Wednesday, July 13, 2016

Deep sigh.

I haven't posted in forever.  There just hasn't really been anything to say.  We just continue to wait wait WAIT.  It's exhausting and heartbreaking. We found out about our match almost five months ago. FIVE MONTHS.  And we know still almost nothing.  We started this process two years ago. TWO YEARS. And we still have know idea when we will be finished.

We have eight pictures.  I waver between not being able to tear my eyes away from them, studying every inch in hopes to learn something about her, to times when I can't look at them at all because she's still such a stranger to me and it tears me up.

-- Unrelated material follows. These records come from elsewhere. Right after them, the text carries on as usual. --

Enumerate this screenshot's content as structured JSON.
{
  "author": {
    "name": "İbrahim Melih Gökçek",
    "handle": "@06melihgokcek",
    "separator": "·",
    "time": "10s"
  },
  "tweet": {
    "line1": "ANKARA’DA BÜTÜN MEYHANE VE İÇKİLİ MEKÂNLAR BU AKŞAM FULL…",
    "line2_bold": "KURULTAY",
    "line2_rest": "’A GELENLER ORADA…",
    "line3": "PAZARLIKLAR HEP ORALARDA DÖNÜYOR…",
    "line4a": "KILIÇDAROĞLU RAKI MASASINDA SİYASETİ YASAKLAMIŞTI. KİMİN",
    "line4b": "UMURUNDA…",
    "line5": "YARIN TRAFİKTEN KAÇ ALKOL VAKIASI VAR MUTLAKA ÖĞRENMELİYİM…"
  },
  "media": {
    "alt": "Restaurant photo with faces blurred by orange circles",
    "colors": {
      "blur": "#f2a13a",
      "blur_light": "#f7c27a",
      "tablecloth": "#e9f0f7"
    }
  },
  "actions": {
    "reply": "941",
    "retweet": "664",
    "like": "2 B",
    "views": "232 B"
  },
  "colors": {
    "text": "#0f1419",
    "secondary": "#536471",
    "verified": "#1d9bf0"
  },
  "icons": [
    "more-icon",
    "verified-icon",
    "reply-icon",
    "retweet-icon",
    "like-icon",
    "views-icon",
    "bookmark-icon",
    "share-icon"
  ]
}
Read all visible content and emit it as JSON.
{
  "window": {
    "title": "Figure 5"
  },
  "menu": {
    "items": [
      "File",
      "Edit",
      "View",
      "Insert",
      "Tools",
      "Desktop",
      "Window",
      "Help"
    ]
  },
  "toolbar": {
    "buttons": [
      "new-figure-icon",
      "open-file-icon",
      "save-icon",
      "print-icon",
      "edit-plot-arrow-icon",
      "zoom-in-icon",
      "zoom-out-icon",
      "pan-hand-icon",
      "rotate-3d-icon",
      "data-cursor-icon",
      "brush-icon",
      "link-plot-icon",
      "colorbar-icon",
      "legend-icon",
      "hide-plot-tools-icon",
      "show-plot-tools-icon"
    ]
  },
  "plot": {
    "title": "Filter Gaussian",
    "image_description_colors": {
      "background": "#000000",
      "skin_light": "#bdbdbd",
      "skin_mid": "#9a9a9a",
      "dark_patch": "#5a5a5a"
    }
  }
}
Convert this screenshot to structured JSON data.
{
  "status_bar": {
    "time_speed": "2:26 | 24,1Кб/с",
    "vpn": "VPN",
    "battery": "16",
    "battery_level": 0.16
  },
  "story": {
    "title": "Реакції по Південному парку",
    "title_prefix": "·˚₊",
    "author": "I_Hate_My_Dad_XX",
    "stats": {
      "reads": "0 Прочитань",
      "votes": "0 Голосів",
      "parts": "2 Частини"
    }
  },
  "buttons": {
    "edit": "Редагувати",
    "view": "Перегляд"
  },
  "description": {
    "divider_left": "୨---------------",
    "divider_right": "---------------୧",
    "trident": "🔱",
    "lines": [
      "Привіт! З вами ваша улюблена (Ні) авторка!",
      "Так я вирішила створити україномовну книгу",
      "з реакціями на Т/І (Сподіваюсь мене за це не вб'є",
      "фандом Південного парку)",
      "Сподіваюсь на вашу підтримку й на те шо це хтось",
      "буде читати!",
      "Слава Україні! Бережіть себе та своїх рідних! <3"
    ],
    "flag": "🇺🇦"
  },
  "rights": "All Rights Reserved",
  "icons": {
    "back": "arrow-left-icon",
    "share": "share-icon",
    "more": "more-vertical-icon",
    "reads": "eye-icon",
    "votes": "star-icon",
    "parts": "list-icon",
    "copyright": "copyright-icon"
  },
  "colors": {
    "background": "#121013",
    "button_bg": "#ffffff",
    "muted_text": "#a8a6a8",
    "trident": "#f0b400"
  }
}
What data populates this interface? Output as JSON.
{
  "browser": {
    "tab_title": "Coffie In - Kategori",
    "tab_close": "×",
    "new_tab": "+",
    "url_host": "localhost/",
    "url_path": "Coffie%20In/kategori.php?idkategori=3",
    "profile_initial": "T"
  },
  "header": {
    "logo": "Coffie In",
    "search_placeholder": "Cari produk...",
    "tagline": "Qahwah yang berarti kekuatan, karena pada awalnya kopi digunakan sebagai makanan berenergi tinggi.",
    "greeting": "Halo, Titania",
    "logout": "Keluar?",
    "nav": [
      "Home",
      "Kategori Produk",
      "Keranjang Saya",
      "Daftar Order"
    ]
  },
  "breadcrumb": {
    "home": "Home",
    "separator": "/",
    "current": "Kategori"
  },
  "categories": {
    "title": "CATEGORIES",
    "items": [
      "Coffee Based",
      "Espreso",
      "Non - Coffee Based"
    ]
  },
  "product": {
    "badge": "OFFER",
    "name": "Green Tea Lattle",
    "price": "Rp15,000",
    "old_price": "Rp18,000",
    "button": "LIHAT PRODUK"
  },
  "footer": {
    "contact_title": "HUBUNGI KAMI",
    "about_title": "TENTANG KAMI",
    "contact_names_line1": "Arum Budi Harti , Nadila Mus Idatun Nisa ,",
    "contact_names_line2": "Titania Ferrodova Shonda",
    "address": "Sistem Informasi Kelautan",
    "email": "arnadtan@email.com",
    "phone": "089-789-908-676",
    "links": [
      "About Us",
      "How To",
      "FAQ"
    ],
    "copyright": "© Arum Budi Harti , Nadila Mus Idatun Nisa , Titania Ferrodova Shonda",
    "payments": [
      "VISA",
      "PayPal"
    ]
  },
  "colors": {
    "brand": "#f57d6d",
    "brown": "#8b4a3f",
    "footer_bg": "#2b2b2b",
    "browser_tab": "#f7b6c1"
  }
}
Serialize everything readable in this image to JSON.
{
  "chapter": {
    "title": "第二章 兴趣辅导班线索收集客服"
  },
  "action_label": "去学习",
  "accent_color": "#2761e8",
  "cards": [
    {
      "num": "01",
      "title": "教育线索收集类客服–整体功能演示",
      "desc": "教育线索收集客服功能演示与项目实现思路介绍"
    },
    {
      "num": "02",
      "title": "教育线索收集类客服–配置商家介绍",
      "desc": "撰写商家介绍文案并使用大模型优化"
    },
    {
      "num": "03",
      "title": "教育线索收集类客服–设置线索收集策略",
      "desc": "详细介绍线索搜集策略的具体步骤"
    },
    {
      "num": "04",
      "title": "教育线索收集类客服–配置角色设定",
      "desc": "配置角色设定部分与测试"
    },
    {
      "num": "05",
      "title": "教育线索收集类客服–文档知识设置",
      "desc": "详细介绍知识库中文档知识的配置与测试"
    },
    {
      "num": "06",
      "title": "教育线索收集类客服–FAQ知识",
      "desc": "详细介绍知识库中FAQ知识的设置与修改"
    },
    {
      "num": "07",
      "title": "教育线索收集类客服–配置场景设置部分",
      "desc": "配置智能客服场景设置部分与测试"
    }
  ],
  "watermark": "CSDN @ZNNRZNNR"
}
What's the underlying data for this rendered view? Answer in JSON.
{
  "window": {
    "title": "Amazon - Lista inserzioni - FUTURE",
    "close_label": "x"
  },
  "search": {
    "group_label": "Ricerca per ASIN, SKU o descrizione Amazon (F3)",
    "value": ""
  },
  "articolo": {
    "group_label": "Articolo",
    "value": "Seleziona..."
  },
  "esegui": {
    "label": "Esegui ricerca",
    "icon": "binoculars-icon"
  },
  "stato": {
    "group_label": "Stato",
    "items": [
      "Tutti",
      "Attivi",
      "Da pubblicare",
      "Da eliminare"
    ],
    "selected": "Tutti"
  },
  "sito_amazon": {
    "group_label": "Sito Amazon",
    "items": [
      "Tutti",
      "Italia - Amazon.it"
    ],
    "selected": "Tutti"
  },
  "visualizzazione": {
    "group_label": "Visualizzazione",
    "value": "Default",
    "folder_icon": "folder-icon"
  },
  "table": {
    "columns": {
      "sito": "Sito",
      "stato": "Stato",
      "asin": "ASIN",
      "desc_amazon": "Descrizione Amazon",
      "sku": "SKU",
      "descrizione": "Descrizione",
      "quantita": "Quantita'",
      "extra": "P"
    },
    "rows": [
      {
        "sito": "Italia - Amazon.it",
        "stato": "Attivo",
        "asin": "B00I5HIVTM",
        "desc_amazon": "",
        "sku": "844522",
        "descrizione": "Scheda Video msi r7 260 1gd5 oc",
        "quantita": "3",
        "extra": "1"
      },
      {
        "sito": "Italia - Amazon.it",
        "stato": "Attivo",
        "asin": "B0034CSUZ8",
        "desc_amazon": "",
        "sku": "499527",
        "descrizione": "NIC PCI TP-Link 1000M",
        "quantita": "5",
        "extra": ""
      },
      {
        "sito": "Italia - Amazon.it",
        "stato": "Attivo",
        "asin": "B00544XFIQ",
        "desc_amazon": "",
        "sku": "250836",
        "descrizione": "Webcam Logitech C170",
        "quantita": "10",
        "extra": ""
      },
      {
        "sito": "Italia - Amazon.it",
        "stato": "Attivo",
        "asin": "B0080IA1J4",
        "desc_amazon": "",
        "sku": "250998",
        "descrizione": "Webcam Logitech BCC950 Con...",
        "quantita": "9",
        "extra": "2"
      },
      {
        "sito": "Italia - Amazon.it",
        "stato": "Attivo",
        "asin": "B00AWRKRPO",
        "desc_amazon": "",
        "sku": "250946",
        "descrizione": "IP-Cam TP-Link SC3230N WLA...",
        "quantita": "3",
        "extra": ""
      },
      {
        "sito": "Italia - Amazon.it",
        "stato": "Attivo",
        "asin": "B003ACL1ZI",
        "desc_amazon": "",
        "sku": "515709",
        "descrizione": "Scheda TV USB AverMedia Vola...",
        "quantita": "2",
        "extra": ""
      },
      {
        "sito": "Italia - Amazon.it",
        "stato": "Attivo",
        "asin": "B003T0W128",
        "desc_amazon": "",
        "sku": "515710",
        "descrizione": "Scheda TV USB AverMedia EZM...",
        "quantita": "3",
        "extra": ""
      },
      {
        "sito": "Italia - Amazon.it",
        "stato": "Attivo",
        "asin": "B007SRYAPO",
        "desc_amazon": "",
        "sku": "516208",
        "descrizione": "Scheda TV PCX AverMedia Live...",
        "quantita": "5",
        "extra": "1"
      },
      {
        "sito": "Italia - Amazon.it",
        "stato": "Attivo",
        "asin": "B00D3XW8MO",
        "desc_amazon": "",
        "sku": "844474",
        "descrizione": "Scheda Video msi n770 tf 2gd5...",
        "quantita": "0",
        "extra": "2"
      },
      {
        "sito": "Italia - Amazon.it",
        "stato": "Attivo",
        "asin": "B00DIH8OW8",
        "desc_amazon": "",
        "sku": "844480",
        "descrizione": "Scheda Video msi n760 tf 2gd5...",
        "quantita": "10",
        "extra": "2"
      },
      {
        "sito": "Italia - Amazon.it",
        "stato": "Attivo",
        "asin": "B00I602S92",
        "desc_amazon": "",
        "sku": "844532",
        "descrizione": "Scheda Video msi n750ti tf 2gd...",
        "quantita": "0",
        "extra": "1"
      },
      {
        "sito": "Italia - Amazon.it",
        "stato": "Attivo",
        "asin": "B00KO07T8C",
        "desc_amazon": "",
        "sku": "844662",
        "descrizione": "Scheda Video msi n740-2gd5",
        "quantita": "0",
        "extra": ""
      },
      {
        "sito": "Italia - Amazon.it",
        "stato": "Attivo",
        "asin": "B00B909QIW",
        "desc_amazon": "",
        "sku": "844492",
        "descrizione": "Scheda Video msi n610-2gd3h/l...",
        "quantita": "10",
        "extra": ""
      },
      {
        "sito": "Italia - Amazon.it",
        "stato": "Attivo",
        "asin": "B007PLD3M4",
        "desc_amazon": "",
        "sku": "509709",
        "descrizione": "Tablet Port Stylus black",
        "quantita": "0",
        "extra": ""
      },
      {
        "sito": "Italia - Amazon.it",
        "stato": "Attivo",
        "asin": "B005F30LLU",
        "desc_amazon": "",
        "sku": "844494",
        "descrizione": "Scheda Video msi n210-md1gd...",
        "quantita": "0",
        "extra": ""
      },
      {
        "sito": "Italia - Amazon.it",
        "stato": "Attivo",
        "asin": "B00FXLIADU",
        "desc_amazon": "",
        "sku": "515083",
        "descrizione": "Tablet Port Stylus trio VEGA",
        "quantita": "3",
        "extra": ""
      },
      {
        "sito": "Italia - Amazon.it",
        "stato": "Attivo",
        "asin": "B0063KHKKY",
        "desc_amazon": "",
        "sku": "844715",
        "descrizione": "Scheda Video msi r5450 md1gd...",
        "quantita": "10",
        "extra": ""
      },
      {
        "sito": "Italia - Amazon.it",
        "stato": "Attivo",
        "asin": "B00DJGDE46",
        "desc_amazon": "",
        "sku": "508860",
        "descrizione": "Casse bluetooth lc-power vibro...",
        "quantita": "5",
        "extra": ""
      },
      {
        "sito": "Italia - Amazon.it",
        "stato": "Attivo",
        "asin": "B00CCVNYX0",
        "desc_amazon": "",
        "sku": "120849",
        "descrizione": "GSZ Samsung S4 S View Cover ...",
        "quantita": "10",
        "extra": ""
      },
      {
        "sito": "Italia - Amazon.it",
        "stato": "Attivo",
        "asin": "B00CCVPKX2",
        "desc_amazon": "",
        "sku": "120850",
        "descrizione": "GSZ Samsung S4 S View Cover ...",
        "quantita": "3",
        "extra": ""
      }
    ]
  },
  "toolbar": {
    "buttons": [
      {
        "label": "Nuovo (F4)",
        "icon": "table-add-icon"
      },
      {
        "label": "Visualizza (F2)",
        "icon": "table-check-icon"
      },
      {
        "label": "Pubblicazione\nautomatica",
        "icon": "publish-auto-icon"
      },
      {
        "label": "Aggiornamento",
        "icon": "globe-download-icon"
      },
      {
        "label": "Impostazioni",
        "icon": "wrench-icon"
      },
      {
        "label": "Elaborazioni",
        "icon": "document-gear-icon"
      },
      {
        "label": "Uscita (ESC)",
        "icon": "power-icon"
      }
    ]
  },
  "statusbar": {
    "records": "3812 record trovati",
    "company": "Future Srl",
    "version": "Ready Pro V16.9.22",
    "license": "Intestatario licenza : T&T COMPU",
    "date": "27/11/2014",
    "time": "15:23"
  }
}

We know her age, roughly.  Not a birthday, but we do know that she hasn't turned 7 yet because that would cause all sorts of issues for us since we are approved for a 3 to 6 year old.  And Lord knows we do NOT need any more delays right now.  Or ever again.

We know that we haven't even had a chance to accept the match yet and we know that it will probably be another 8 months once we DO accept it before we can go to get her.  8 MONTHS.  And the clock hasn't even started.

In February, we hoped she would be home at the beginning of this school year.  I desperately wanted to start talking with the school about how to get ready for her.  I was waiting on her birthday to talk to them.  I'm still waiting for that birthday.

By late spring we were hoping she'd be here by Christmas.  Anthony and I talked about how we would structure it to keep her from feeling overwhelmed.  A problem we still wish we had.

Now we are talking about March or April AT THE EARLIEST.

I guess maybe I could just ask you to pray for us.  I mean, pray that there won't be any more delays and that somehow this starts moving smoothly along too, but really we just need prayers for our hearts.  We are tired, stressed, sad, even feeling a little hopeless.  So, yeah, we'll take some prayers.

Here's hoping for a post titled FINALLY soon.

2 comments:

Six In The Sticks said...

Fellow Burundi adoption Mama here (not matched yet, dossier in Burundi for 13 months). Anyway, I stumbled across your blog while I was searching "international adoption blogs" because that's what you do when you don't know what else to do with yourself while you wait (and wait and wait), especially when folding laundry or cleaning bathrooms doesn't sound like fun. ;) Anyway, I think I know who you are from the Burundi Adoption Group on FB but thought I'd pop on your comments section and let you know that today I'm praying specifically for your family. I know my wait right now for a match is hard but I can't even begin to imagine how hard it will be to wait for a child whose picture I have and name I know. Ohmyheart, I'm praying for you, Mama. Maybe you have more answers now since writing this post (I sure hope so!!!) but where ever you are in the wait today, know that you're being prayed for! HUGS!!

Karey

Leslee Dummermuth said...

I think we connected a little of FB. Thanks for reaching out. I thought about you as we learned about the referral coming through yesterday. Your prayers mean so much. Know that we are praying for you all too.